Some people ARE afraid of dying. Others are not concerned about their death ... but they worry about how they're going to get there. Will illness linger? Or will it be sudden?
I can't even guess how or when I might die, but knowing my life will end has actually helped me to live more passionately. I think others have discovered the same phenomenon.

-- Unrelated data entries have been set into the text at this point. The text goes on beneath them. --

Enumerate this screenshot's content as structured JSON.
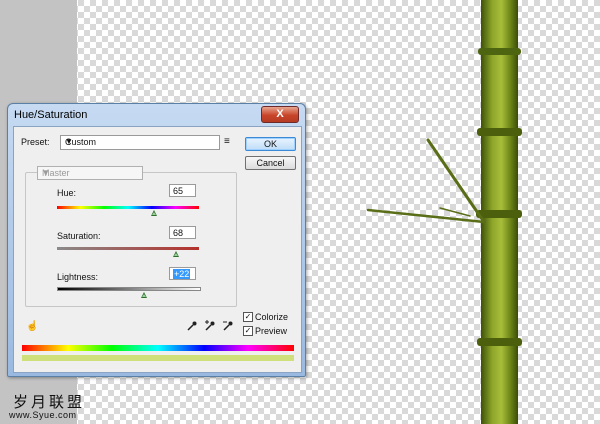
{
  "dialog": {
    "title": "Hue/Saturation",
    "close_label": "X",
    "preset_label": "Preset:",
    "preset_value": "Custom",
    "ok_label": "OK",
    "cancel_label": "Cancel",
    "channel_value": "Master",
    "hue": {
      "label": "Hue:",
      "value": "65",
      "min": -180,
      "max": 180
    },
    "saturation": {
      "label": "Saturation:",
      "value": "68",
      "min": -100,
      "max": 100
    },
    "lightness": {
      "label": "Lightness:",
      "value": "+22",
      "min": -100,
      "max": 100
    },
    "colorize_label": "Colorize",
    "colorize_checked": true,
    "preview_label": "Preview",
    "preview_checked": true
  },
  "watermark": {
    "text": "岁月联盟",
    "url": "www.Syue.com"
  },
  "colors": {
    "bamboo_dark": "#4b5f0c",
    "bamboo_light": "#8da52a",
    "accent": "#3399ff"
  }
}
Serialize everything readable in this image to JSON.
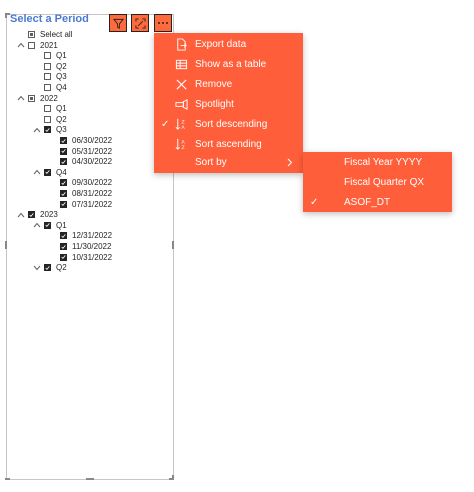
{
  "slicer": {
    "title": "Select a Period",
    "select_all": "Select all",
    "years": [
      {
        "label": "2021",
        "state": "unchecked",
        "expanded": true,
        "quarters": [
          {
            "label": "Q1",
            "state": "unchecked",
            "dates": []
          },
          {
            "label": "Q2",
            "state": "unchecked",
            "dates": []
          },
          {
            "label": "Q3",
            "state": "unchecked",
            "dates": []
          },
          {
            "label": "Q4",
            "state": "unchecked",
            "dates": []
          }
        ]
      },
      {
        "label": "2022",
        "state": "partial",
        "expanded": true,
        "quarters": [
          {
            "label": "Q1",
            "state": "unchecked",
            "dates": []
          },
          {
            "label": "Q2",
            "state": "unchecked",
            "dates": []
          },
          {
            "label": "Q3",
            "state": "checked",
            "expanded": true,
            "dates": [
              "06/30/2022",
              "05/31/2022",
              "04/30/2022"
            ]
          },
          {
            "label": "Q4",
            "state": "checked",
            "expanded": true,
            "dates": [
              "09/30/2022",
              "08/31/2022",
              "07/31/2022"
            ]
          }
        ]
      },
      {
        "label": "2023",
        "state": "checked",
        "expanded": true,
        "quarters": [
          {
            "label": "Q1",
            "state": "checked",
            "expanded": true,
            "dates": [
              "12/31/2022",
              "11/30/2022",
              "10/31/2022"
            ]
          },
          {
            "label": "Q2",
            "state": "checked",
            "expanded": false,
            "dates": []
          }
        ]
      }
    ]
  },
  "header_buttons": [
    {
      "icon": "filter-icon"
    },
    {
      "icon": "focus-mode-icon"
    },
    {
      "icon": "more-options-icon"
    }
  ],
  "context_menu": {
    "items": [
      {
        "label": "Export data",
        "icon": "export-data-icon",
        "checked": false
      },
      {
        "label": "Show as a table",
        "icon": "table-icon",
        "checked": false
      },
      {
        "label": "Remove",
        "icon": "close-icon",
        "checked": false
      },
      {
        "label": "Spotlight",
        "icon": "spotlight-icon",
        "checked": false
      },
      {
        "label": "Sort descending",
        "icon": "sort-descending-icon",
        "checked": true
      },
      {
        "label": "Sort ascending",
        "icon": "sort-ascending-icon",
        "checked": false
      },
      {
        "label": "Sort by",
        "icon": "",
        "checked": false,
        "submenu": true
      }
    ]
  },
  "sort_by_submenu": {
    "items": [
      {
        "label": "Fiscal Year YYYY",
        "checked": false
      },
      {
        "label": "Fiscal Quarter QX",
        "checked": false
      },
      {
        "label": "ASOF_DT",
        "checked": true
      }
    ]
  },
  "colors": {
    "accent": "#ff5e3a",
    "title": "#4a7ad1",
    "text": "#252423"
  }
}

Journalists Bill and Judith Moyers documented death and dying in the U.S. They discovered that many terminal patients they interviewed actually began to live with joy and passion only after they learned they were dying. Like one man said, "If you are told you will never see spring again, and you live to see spring, spring takes on a whole new life." ("Modern Maturity," Sept. /Oct. 2000)
Psychologist Abraham Maslow had a similar experience. After his first heart attack he realized that his remaining days on earth were short. He wrote about it to a friend: "My river never seemed so beautiful (Maslow lived in Cambridge, Massachusetts, on the Charles River). The confrontation with death -- and reprieve from it -- makes everything look so precious, so sacred, so beautiful and I feel more strongly than ever the impulse to love it, to embrace it, and to let myself be overwhelmed by it...."

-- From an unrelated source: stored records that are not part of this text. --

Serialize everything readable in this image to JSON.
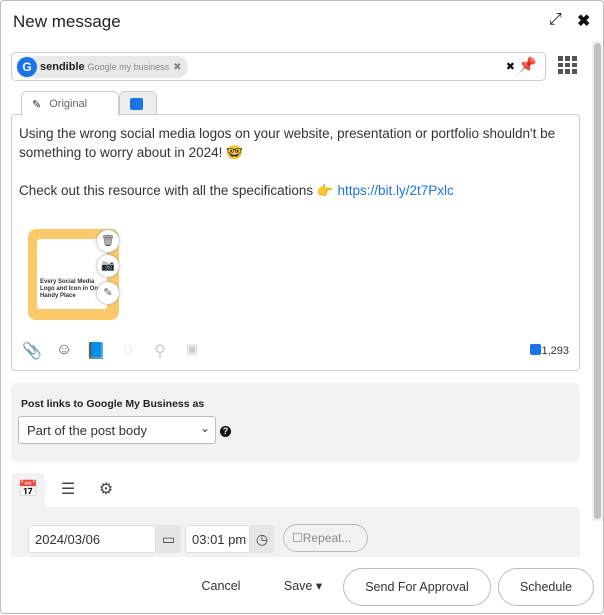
{
  "header": {
    "title": "New message",
    "expand_icon": "expand-arrows-icon",
    "close_icon": "close-x-icon"
  },
  "account": {
    "avatar_letter": "G",
    "name": "sendible",
    "service": "Google my business",
    "remove": "✖",
    "clear": "✖",
    "pin": "pin-icon",
    "grid": "grid-icon"
  },
  "tabs": {
    "original": "Original",
    "gmb": "google-my-business-icon"
  },
  "editor": {
    "line1": "Using the wrong social media logos on your website, presentation or portfolio shouldn't be something to worry about in 2024! 🤓",
    "line2": "Check out this resource with all the specifications 👉 ",
    "link": "https://bit.ly/2t7Pxlc",
    "image_text": "Every Social Media Logo and Icon in One Handy Place",
    "char_count": "1,293"
  },
  "gmb": {
    "label": "Post links to Google My Business as",
    "selected": "Part of the post body"
  },
  "schedule": {
    "date": "2024/03/06",
    "time": "03:01 pm",
    "repeat": "Repeat..."
  },
  "footer": {
    "cancel": "Cancel",
    "save": "Save",
    "approval": "Send For Approval",
    "schedule": "Schedule"
  }
}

Can you imagine feeling that way? He ends with this remarkable statement: "Death and its ever present possibility makes love, passionate love, more possible. I wonder if we could love passionately, if ecstasy would be possible at all, if we knew we'd never die."
Why wait until we are told by a doctor that we may not have much time to live. Aren’t we all terminal? We became so at birth. And that is a wonderful thing to know. For strange as it may seem, knowing life is all too short can help us to live ... beautifully, meaningfully, passionately.
It is a matter of embracing every day as if it were your last. Saying what needs to be said today. Making plans to do today what you’ve been putting off. And taking some time maybe just to do nothing but appreciate life.
Like Emily says in Thornton Wilder’s play “Our Town”: “Do any human beings ever realize life while they live it -- every, every minute?” I hope that I can say, “Yes, at least a few times, I think I really did.”